I only say “I love you” to
1. Family
2. Lifelong Friends
3. Dogs that I met 3.5 seconds ago.
If love is blind, why the hell can I still see my husband standing there with a tank top tucked into his shorts.
Mom always said she didn’t have a favorite child, which was tough because I don’t have any brothers or sisters.
My girlfriend bought a bag from another woman on FB marketplace…she had me go pick it up and I wound up grabbing it from…the other woman’s boyfriend, whom she had dispatched to hand it over
A book commits suicide every time you watch a reality show.

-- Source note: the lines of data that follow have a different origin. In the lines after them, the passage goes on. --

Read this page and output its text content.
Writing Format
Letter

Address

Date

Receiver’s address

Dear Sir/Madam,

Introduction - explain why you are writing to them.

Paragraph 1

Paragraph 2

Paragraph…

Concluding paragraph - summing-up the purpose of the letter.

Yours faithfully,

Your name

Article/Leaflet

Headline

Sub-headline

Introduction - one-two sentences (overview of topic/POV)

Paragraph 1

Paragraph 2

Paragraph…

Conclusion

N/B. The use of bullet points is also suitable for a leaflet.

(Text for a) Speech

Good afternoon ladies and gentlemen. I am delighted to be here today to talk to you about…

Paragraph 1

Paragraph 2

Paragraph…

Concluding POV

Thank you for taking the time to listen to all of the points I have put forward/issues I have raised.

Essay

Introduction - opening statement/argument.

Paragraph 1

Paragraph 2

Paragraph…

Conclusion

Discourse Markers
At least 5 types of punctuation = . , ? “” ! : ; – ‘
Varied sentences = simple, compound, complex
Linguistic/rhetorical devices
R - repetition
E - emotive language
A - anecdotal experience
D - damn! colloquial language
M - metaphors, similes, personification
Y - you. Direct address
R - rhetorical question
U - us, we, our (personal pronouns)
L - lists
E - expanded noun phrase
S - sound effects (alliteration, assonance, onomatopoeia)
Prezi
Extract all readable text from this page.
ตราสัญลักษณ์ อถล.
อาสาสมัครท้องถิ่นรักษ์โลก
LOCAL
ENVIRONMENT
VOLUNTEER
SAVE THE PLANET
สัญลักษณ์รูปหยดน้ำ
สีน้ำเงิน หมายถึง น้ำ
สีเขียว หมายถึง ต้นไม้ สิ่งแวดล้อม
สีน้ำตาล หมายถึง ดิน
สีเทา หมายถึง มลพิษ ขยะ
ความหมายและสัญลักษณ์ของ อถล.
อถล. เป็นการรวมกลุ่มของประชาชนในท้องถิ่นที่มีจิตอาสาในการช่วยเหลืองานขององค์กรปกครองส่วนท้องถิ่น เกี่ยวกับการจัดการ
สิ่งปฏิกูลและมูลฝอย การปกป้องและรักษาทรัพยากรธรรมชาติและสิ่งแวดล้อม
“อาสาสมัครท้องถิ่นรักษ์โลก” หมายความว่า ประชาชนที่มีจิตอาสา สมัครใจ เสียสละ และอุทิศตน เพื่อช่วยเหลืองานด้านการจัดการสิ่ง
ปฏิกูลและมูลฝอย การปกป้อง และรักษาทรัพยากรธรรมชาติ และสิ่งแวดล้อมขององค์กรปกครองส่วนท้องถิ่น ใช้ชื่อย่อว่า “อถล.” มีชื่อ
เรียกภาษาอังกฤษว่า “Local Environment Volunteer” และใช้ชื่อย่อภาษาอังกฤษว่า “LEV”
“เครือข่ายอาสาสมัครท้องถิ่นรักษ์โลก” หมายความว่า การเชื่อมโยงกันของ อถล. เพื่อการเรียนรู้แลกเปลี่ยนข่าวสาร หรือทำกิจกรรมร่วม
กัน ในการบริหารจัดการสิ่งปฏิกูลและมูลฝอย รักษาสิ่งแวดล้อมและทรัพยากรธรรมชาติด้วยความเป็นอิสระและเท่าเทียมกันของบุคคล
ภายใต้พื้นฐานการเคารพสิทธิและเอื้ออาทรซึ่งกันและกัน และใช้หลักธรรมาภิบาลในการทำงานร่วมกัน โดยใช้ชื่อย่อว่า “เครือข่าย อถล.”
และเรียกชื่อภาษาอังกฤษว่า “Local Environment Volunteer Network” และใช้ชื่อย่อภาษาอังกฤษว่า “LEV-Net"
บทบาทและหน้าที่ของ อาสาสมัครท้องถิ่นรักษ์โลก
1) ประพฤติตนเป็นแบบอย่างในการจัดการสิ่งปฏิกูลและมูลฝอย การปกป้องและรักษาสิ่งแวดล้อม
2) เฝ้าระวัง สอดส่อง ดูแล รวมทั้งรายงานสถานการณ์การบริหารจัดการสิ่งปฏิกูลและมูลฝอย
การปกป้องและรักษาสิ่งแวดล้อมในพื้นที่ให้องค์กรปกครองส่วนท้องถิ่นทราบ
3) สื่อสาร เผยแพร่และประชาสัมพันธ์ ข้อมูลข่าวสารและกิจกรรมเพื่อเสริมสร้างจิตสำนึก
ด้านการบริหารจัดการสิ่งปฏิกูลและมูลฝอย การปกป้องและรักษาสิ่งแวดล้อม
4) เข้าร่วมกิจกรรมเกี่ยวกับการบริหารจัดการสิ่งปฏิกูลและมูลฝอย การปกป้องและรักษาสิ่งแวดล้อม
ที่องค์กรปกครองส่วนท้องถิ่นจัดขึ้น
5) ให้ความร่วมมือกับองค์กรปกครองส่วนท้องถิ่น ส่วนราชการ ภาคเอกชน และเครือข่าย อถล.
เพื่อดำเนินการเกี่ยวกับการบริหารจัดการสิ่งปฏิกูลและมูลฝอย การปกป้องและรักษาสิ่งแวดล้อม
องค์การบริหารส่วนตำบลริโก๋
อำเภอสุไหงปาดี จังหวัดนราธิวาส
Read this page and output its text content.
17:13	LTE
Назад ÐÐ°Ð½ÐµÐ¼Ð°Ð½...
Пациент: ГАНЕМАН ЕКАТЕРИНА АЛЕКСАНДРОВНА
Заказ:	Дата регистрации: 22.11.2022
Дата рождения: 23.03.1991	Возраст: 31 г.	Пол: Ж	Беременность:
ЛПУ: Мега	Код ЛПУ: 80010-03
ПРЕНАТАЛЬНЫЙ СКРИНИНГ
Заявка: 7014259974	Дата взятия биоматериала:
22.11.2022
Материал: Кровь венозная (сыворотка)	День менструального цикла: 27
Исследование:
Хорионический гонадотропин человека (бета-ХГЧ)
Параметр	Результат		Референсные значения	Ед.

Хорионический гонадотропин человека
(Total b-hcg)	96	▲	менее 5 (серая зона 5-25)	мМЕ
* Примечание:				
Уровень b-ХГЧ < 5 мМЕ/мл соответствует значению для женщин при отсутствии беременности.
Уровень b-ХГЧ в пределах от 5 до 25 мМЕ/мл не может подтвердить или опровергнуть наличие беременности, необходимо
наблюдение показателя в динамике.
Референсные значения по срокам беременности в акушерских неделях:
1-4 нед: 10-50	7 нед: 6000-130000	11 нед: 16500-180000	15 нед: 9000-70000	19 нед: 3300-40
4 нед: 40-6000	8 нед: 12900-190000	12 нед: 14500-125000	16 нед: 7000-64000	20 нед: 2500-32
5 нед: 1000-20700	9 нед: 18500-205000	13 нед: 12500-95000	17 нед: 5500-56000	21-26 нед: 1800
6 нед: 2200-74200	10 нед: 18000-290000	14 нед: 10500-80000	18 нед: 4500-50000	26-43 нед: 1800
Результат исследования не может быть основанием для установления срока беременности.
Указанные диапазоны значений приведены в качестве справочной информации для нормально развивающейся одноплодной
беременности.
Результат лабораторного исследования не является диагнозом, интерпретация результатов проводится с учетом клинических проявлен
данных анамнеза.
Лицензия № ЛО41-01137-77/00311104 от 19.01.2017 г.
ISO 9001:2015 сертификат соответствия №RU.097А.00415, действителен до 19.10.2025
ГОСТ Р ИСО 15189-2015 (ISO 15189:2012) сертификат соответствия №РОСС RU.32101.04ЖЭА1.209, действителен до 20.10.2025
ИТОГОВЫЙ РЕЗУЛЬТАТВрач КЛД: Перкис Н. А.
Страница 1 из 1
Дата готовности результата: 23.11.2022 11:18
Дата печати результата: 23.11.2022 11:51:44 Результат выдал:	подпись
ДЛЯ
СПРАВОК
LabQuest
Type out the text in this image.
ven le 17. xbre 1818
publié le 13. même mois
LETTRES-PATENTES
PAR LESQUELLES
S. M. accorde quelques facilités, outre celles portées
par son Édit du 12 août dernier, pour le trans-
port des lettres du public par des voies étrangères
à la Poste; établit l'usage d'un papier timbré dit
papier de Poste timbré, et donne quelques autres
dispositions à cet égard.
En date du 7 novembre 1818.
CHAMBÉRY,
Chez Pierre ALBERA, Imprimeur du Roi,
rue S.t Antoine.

Pretty sure my dog is even ashamed of me right now, and I’ve seen him do some questionable shit.
Don’t ask.
I like to keep our shades open at night to scare off any potential thieves with our mess
Me: omg I’m so tired today
Also me: let’s stay up til 2am again and see if it fixes it.
Started watching LOST again w niece & neph, completely
forgetting I’m flying to Spain for a wedding.
PILLS ARE PACKED
if you find yourself struggling creatively take a step back and realize that you are also struggling financially so at least you’re consistent
Dog owner: oh, don’t worry, he’s friendly! He loves people! He’s just a big old softie angel baby and he would never hurt a fly
Cat owner: he’s a literal monster. Try not to make eye contact with him or otherwise upset him. He will literally eat your face and then LAUGH about it
I fantasize about you, but I also fantasize about the day I’ll show someone up in a dance battle, so it’s not saying much.
I just saw a man delivering pizza in a Hummer…
I wonder if he is reevaluating some of his life choices right now?
We have ants and tonight at dinner:
My husband: Did you know ants leave behind a trail that we can’t smell but the cats can?
3yo: I can.
Me: No, humans can’t smell it.
3yo: *sniffing loudly* smells like ants.
[police interrogation]
COP 1: Just confess and we’ll be lenient
ME: What is this, “Good Cop”, “Several Raccoons In A Human Suit Cop”?
COP 1: What?
COP 2: OH GOD HE’S ONTO US
COP 2: *explodes into like a half dozen raccoons and scatters across the police department*
getting my 4yo to sleep is just a simple 85 step process
If you can steal a scarf away from Johnny Depp he has to grant you one wish.